Re: logical decoding vs. VACUUM FULL / CLUSTER on table with TOAST-ed data

From: Masahiko Sawada <sawada(dot)mshk(at)gmail(dot)com>
To: Tomas Vondra <tomas(dot)vondra(at)2ndquadrant(dot)com>
Cc: PostgreSQL-development <pgsql-hackers(at)postgresql(dot)org>
Subject: Re: logical decoding vs. VACUUM FULL / CLUSTER on table with TOAST-ed data
Date: 2018-11-19 09:28:35
Message-ID: CAD21AoB0EfKjgvo3wsT8qhbUpUR=e-B0iqxcv16A-EQujxp0xg@mail.gmail.com
Views: Raw Message | Whole Thread | Download mbox | Resend email
Thread:
Lists: pgsql-hackers

On Mon, Nov 19, 2018 at 6:52 AM Tomas Vondra
<tomas(dot)vondra(at)2ndquadrant(dot)com> wrote:
>
> Hi,
>
> It seems we have pretty annoying problem with logical decoding when
> performing VACUUM FULL / CLUSTER on a table with toast-ed data.
>
> The trouble is that the rewritten heap is WAL-logged using XLOG/FPI
> records, the TOAST data is logged as regular INSERT records.
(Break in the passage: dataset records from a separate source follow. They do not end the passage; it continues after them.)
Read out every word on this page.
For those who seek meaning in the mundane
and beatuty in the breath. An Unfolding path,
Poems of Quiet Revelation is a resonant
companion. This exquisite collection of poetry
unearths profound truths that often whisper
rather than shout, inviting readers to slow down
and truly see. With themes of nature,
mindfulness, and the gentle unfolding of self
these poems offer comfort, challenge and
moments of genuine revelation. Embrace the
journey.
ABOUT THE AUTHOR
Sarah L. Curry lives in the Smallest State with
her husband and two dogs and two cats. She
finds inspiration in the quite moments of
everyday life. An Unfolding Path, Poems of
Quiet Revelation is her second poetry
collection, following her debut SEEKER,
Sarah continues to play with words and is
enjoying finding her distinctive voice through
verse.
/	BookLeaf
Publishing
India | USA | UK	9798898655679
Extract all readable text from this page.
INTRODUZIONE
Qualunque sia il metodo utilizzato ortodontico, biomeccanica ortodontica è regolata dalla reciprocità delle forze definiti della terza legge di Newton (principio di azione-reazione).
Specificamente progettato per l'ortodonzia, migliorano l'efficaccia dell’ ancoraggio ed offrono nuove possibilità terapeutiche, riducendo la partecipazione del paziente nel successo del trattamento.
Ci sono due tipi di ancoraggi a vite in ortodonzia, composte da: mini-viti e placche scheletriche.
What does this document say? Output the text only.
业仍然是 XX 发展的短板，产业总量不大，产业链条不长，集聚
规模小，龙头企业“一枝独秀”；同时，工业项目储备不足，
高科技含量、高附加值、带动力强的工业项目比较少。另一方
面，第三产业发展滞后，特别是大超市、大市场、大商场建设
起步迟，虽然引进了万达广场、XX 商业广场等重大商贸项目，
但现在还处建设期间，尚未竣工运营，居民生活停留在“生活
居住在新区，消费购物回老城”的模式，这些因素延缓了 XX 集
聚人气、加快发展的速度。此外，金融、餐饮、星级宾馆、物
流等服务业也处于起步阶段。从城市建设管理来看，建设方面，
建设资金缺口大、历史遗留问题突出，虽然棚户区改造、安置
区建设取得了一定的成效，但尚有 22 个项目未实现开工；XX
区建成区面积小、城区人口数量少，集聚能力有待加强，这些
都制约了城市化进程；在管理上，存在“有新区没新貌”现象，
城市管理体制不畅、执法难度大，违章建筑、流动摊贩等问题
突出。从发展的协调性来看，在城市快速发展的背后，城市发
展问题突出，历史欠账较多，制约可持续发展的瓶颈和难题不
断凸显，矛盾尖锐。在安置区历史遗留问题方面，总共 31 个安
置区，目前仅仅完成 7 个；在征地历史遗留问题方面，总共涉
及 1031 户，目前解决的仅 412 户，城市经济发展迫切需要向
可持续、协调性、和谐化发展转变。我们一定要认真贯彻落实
XLOG/FPI is
> ignored in logical decoding, and so reorderbuffer never gets those
> records. But we do decode the TOAST data, and reorderbuffer stashes them
> in toast_hash hash table. Which gets reset only when handling a row from
> the main heap, and that never arrives. So we end up stashing all the
> TOAST data in memory :-(
>
> So do VACUUM FULL (or CLUSTER) on a sufficiently large table, and you're
> likely to break any logical replication connection. And it does not
> matter if you replicate this particular table.
>
> Luckily enough, this can leverage some of the pieces introduced by
> e9edc1ba which was meant to deal with rewrites of system tables, and in
> raw_heap_insert it added this:
>
> /*
> * The new relfilenode's relcache entrye doesn't have the necessary
> * information to determine whether a relation should emit data for
> * logical decoding. Force it to off if necessary.
> */
> if (!RelationIsLogicallyLogged(state->rs_old_rel))
> options |= HEAP_INSERT_NO_LOGICAL;
>
> As raw_heap_insert is used only for heap rewrites, we can simply remove
> the if condition and use the HEAP_INSERT_NO_LOGICAL flag for all TOAST
> data logged from here.
>

This fix seems fine to me.

> This does fix the issue, because we still decode the TOAST changes but
> there are no data and so
>
> if (change->data.tp.newtuple != NULL)
> {
> dlist_delete(&change->node);
> ReorderBufferToastAppendChunk(rb, txn, relation,
> change);
> }
>
> ends up not stashing the change in the hash table.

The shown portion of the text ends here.